Having a conversation with someone who cannot hear and cannot see – isn’t that impossible? Not if it is up to professor Marleen Janssen of the Communication and Deafblindness master programme. The master, which turns ten this year, is the only one in the world that focuses on communicating with people who are deaf and blind.
By Wigger Brouwer / Video by Beppie van der Sluis / Translation by Sarah van Steenderen

Give it a try: put on headphones and a blindfold and live your daily life that way. It is not easy. The simplest things like making coffee or doing laundry suddenly have to be done by touch.

And communication just becomes impossible. How can you make clear what you mean? And how can you learn a language if you are deaf-blind from birth?

The master’s degree programme Communication and Deafblindness mainly focuses on communicating with people who are deaf-blind from birth. Teaching these people language is a matter of teaching them routines. ‘If you want to teach a deaf-blind person something you have to do it by touch’, says professor Marleen Janssen.

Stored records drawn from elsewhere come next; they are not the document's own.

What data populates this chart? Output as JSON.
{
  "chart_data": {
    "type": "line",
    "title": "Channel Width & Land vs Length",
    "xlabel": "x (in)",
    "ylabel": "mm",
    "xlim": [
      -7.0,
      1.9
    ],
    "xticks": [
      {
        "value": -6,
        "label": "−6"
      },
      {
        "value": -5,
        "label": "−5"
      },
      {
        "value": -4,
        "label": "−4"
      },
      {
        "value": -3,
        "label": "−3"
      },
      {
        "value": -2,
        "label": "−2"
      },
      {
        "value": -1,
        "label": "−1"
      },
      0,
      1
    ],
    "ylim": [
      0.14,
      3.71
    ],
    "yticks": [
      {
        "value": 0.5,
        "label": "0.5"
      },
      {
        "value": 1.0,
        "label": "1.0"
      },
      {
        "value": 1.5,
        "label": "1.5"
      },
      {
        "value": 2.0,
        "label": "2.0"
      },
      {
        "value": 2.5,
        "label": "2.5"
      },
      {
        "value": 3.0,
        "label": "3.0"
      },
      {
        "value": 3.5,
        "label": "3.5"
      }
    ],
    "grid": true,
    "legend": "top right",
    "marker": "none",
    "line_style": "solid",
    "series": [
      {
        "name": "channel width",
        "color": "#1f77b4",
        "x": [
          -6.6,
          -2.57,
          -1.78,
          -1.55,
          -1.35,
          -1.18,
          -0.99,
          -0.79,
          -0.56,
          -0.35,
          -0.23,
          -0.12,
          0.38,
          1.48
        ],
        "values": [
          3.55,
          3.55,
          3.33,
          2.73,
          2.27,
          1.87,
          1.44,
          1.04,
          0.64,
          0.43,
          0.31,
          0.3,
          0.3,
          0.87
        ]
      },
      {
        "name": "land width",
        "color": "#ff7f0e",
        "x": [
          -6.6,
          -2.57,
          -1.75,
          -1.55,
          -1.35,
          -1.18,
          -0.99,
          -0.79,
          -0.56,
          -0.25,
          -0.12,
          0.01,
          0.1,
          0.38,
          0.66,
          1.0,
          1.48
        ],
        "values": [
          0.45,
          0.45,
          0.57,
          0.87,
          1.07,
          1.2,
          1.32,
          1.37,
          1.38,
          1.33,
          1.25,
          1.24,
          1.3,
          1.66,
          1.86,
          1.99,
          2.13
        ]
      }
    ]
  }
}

‘You have to do things together, repeating certain movements until they attach meaning to it. If one particular movement means you want a drink, they will figure that out after a while. You can then expand that to all kinds of daily actions.’

Unique

Marleen Janssen is the only professor in the world in the field of communication with deaf-blind people. Not surprising, since there is only one programme in this field. The master is unique, and students come to Groningen from all over the world to follow the programme.

Janssen: ‘One woman from Kenya who is doing the programme wants to develop a method to communicate with deaf-blind people in her country. She feels responsible for her entire country, because she is the only master’s student in Kenya who researches communicating with deaf-blind people.’

On the whole, very little research into communicating with deaf-blind people exists. There are ‘only’ 4,000 people in the Netherlands who were born deaf and blind, which could explain the lack of research.

‘However’, says Janssen, ‘a deaf-blind person comes into contact with quite a few caregivers and communication partners who are often at a loss. There are approximately 500,000 of them in the Netherlands. That’s enough to fill a small city. That is how I convinced the RUG to let me begin this programme.’

Increasingly well-known

The amount of students that graduated from the programme over the past decade is not very high, either: 65. That is because the programme had to make a name for itself first. The capacity of the programme is not very high because Janssen has to coordinate the programme herself, as well as supervise all the foreign teachers and the dissertations. Janssen says, ‘Attracting students was difficult. But once word-of-mouth got going, we became increasingly well-known. Now we have 25 enrolments every year in January and we can handle 12 to 15 students.’

In spite of the relatively low number of students, the RUG is very satisfied with the programme. That is due to its high level of quality and the attention the RUG gets because of it. ‘No one else offers this programme, so the eyes of the entire world are on the RUG. Obviously they’re very happy about that’, Janssen says.

Marleen Janssen feels it is our duty to teach and educate deaf-blind people. ‘Everyone has a right to education, including deaf-blind people. They have a right to the same full life as everyone else, and we should provide them with whatever it is they need for that. I think it’s only natural.’